American intelligence operatives stationed in Pakistan believe that Osama bin Laden and some of the top al-Qaeda figures are hiding somewhere in the mountain recesses of the region. For US-led coalition troops operating across the border in Afghanistan, effective Pakistani military operation in Waziristan holds the key to their mission and to saving lives in the battle against the al-Qaeda and Taliban.
But patience is running out in Washington, Kabul and New Delhi. Therefore, the
Bush visit to Islamabad was seen as a defining moment in the US-Pakistani anti-terror partnership and, by the same token, for General Musharraf’s own political future.
His iron hand, highly regarded by the Bush administration till now, is beginning to look counter-productive. The Taliban remnants are nowhere near being defeated in Afghanistan; Osama bin Laden and his top aides continue to defy capture, the Kashmir issue is an open wound.
Some informed diplomatic sources in Islamabad fear that the Bush administration is coming round to the conviction that a weaker Pakistani army is as necessary now as a powerful one was when the US needed its support to invade Afghanistan after September 11, 2001.
The army is Musharraf’s mainstay and so he finds himself in a cleft stick.
His generals refuse to withdraw their backing from the Islamic insurgency in Indian-controlled Kashmir. The Pakistani president, who derives his main legitimacy from the army, cannot force them to do so without exposing himself to condemnation as Washington’s stooge and of selling out Pakistan’s national interests to please the Americans.
He had hoped the army would become more amenable if Bush had offered Pakistan a nuclear contract on the same lines as the one he signed with New Delhi for Indian access to American nuclear technology without signing the Non-Proliferation Treaty. He therefore pressed the US president for a similar deal in the interests of parity and of preserving Pakistan’s deterrent strength.
However, this demand raised another contentious issue between Washington and Islamabad: Pakistan’s murky record on proliferation.
The Bush administration wants more effective Pakistani implementation of nuclear safeguards and export controls. But, above all, the Americans are frustrated at being denied access to the nuclear black marketer, Dr Abdul Qadeer Khan, particularly in the context of the current nuclear standoff with Iran. They need to find out what role he played in the Iranian program.
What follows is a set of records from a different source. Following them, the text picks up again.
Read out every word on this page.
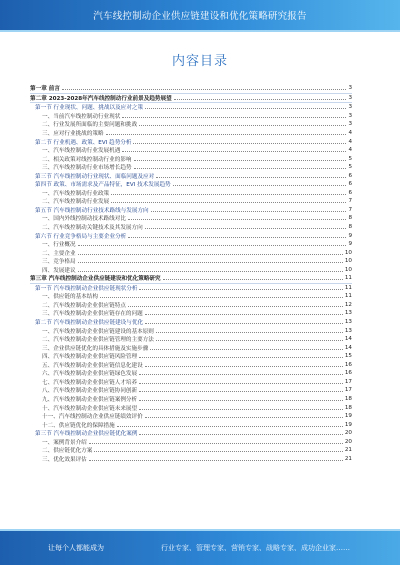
汽车线控制动企业供应链建设和优化策略研究报告
内容目录
第一章 前言	3
第二章 2023-2028年汽车线控制动行业前景及趋势展望	3
第一节 行业现状、问题、挑战以及应对之策	3
一、当前汽车线控制动行业现状	3
二、行业发展所面临的主要问题和挑战	3
三、应对行业挑战的策略	4
第二节 行业机遇、政策、EVI 趋势分析	4
一、汽车线控制动行业发展机遇	4
二、相关政策对线控制动行业的影响	5
三、汽车线控制动行业市场增长趋势	5
第三节 汽车线控制动行业现状、面临问题及应对	6
第四节 政策、市场需求及产品特征，EVI 技术发展趋势	6
一、汽车线控制动行业政策	6
二、汽车线控制动行业发展	7
第五节 汽车线控制动行业技术路线与发展方向	7
一、国内外线控制动技术路线对比	8
二、汽车线控制动关键技术及其发展方向	8
第六节 行业竞争格局与主要企业分析	9
一、行业概况	9
二、主要企业	10
三、竞争格局	10
四、发展建议	10
第三章 汽车线控制动企业供应链建设和优化策略研究	11
第一节 汽车线控制动企业供应链现状分析	11
一、供应链的基本结构	11
二、汽车线控制动企业供应链特点	12
三、汽车线控制动企业供应链存在的问题	13
第二节 汽车线控制动企业供应链建设与优化	13
一、汽车线控制动企业供应链建设的基本原则	13
二、汽车线控制动企业供应链管理的主要方法	14
三、企业供应链优化的具体措施及实施步骤	14
四、汽车线控制动企业供应链风险管理	15
五、汽车线控制动企业供应链信息化建设	16
六、汽车线控制动企业供应链绿色发展	16
七、汽车线控制动企业供应链人才培养	17
八、汽车线控制动企业供应链协同创新	17
九、汽车线控制动企业供应链案例分析	18
十、汽车线控制动企业供应链未来展望	18
十一、汽车线控制动企业供应链绩效评价	19
十二、供应链优化的保障措施	19
第三节 汽车线控制动企业供应链优化案例	20
一、案例背景介绍	20
二、供应链优化方案	21
三、优化效果评估	21
让每个人都能成为	行业专家、管理专家、营销专家、战略专家、成功企业家……
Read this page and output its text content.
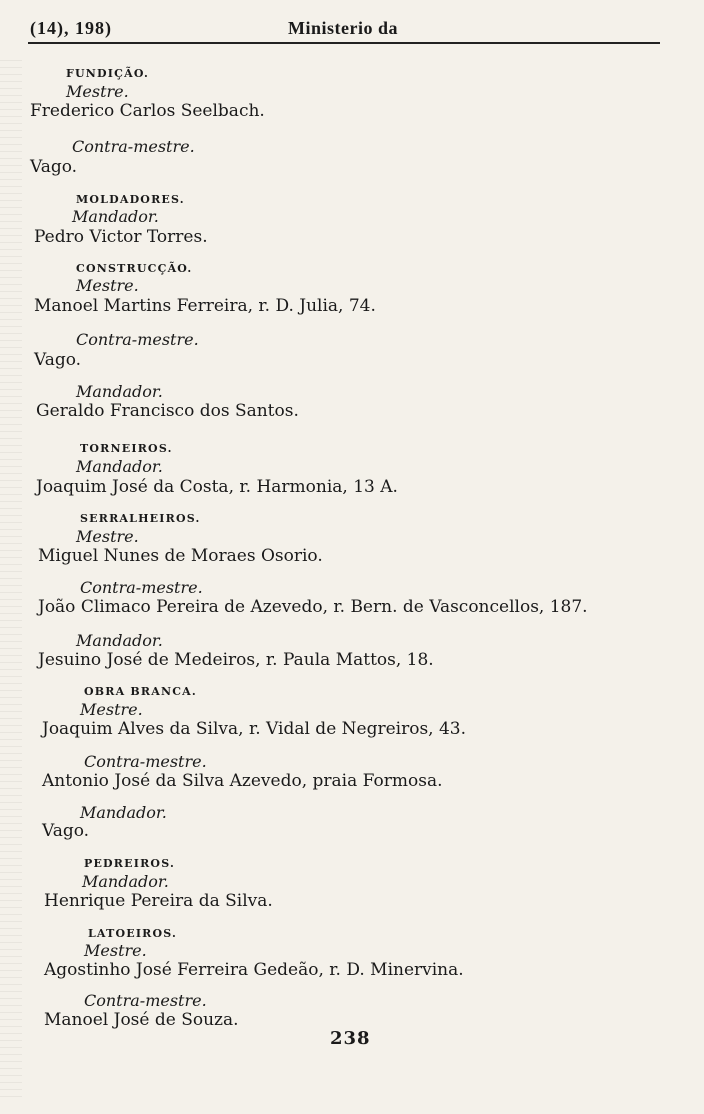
(14), 198)	Ministerio da
FUNDIÇÃO.
Mestre.
Frederico Carlos Seelbach.
Contra-mestre.
Vago.
MOLDADORES.
Mandador.
Pedro Victor Torres.
CONSTRUCÇÃO.
Mestre.
Manoel Martins Ferreira, r. D. Julia, 74.
Contra-mestre.
Vago.
Mandador.
Geraldo Francisco dos Santos.
TORNEIROS.
Mandador.
Joaquim José da Costa, r. Harmonia, 13 A.
SERRALHEIROS.
Mestre.
Miguel Nunes de Moraes Osorio.
Contra-mestre.
João Climaco Pereira de Azevedo, r. Bern. de Vasconcellos, 187.
Mandador.
Jesuino José de Medeiros, r. Paula Mattos, 18.
OBRA BRANCA.
Mestre.
Joaquim Alves da Silva, r. Vidal de Negreiros, 43.
Contra-mestre.
Antonio José da Silva Azevedo, praia Formosa.
Mandador.
Vago.
PEDREIROS.
Mandador.
Henrique Pereira da Silva.
LATOEIROS.
Mestre.
Agostinho José Ferreira Gedeão, r. D. Minervina.
Contra-mestre.
Manoel José de Souza.
238
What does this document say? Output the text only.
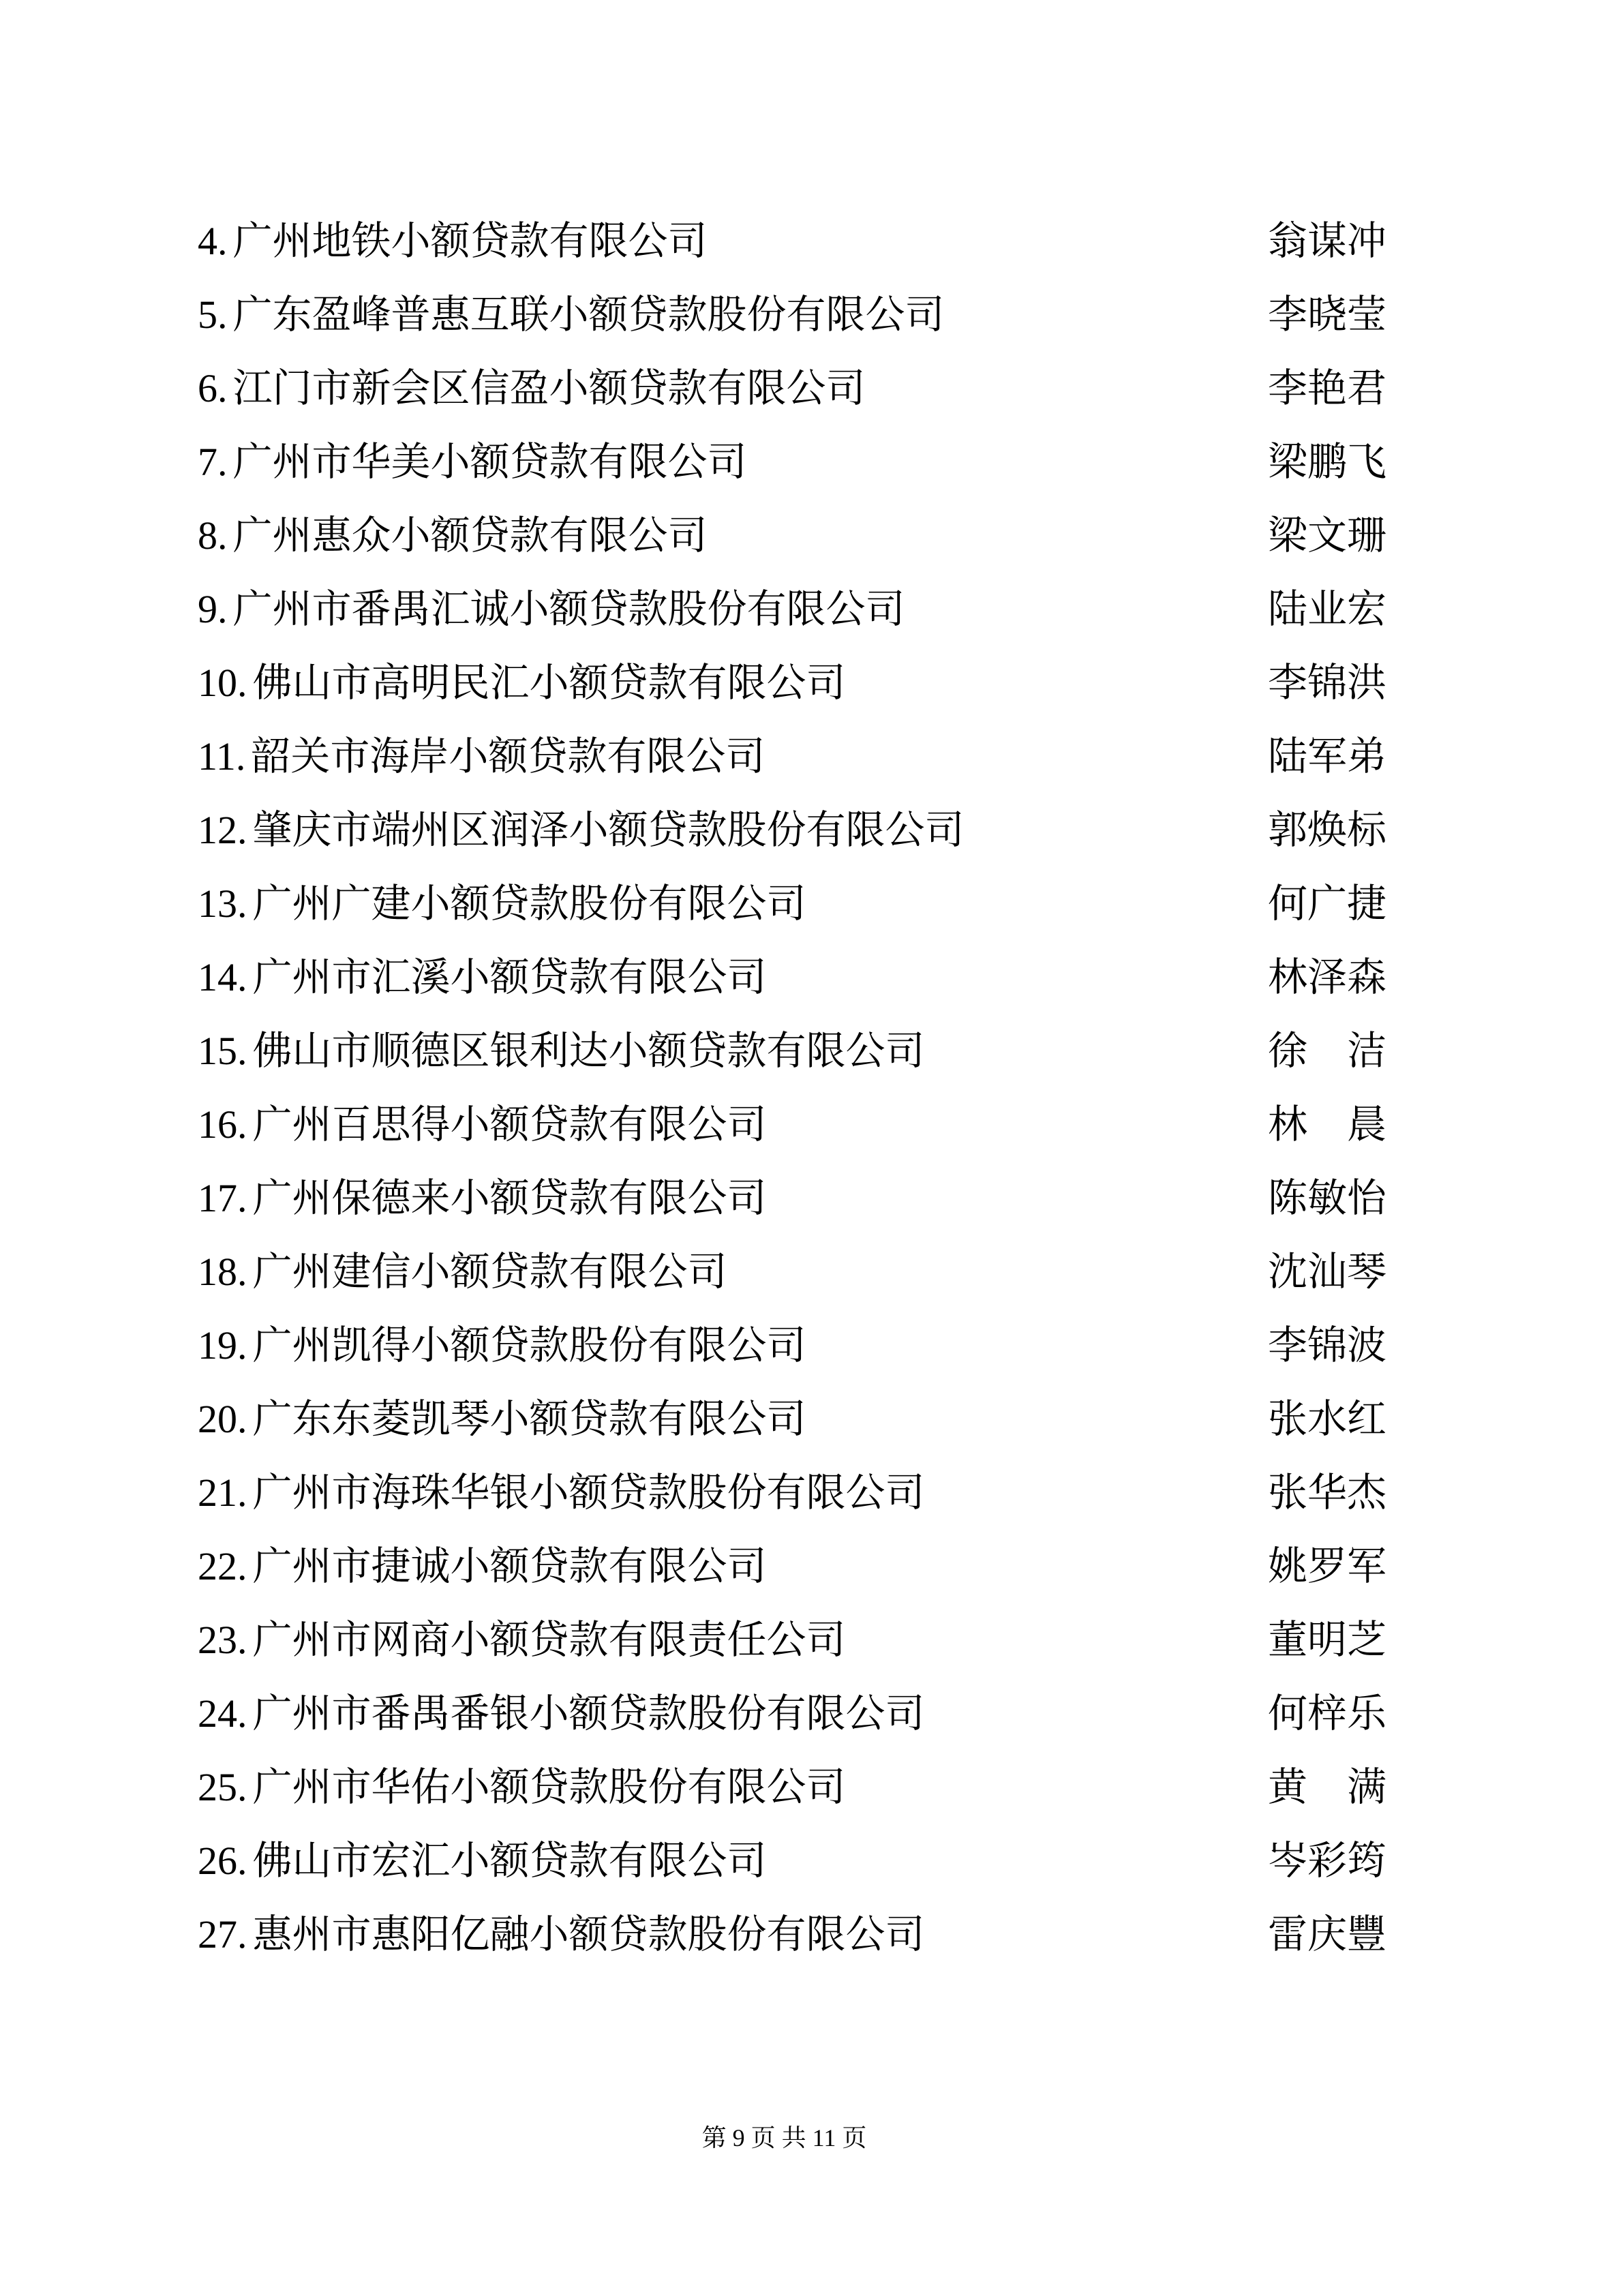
4. 广州地铁小额贷款有限公司	翁谋冲
5. 广东盈峰普惠互联小额贷款股份有限公司	李晓莹
6. 江门市新会区信盈小额贷款有限公司	李艳君
7. 广州市华美小额贷款有限公司	梁鹏飞
8. 广州惠众小额贷款有限公司	梁文珊
9. 广州市番禺汇诚小额贷款股份有限公司	陆业宏
10. 佛山市高明民汇小额贷款有限公司	李锦洪
11. 韶关市海岸小额贷款有限公司	陆军弟
12. 肇庆市端州区润泽小额贷款股份有限公司	郭焕标
13. 广州广建小额贷款股份有限公司	何广捷
14. 广州市汇溪小额贷款有限公司	林泽森
15. 佛山市顺德区银利达小额贷款有限公司	徐　洁
16. 广州百思得小额贷款有限公司	林　晨
17. 广州保德来小额贷款有限公司	陈敏怡
18. 广州建信小额贷款有限公司	沈汕琴
19. 广州凯得小额贷款股份有限公司	李锦波
20. 广东东菱凯琴小额贷款有限公司	张水红
21. 广州市海珠华银小额贷款股份有限公司	张华杰
22. 广州市捷诚小额贷款有限公司	姚罗军
23. 广州市网商小额贷款有限责任公司	董明芝
24. 广州市番禺番银小额贷款股份有限公司	何梓乐
25. 广州市华佑小额贷款股份有限公司	黄　满
26. 佛山市宏汇小额贷款有限公司	岑彩筠
27. 惠州市惠阳亿融小额贷款股份有限公司	雷庆豐
第 9 页 共 11 页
In these circumstances, Musharraf’s Pakistan is fast losing ground in the contest with India for a profitable strategic relationship with the United States. The Bush visit accentuated the widening cracks in the five-year old partnership. It appears that Washington is no longer buying the general’s posture as the only secular leader capable of dealing with the” mullahs and the jihadis” plaguing Pakistan.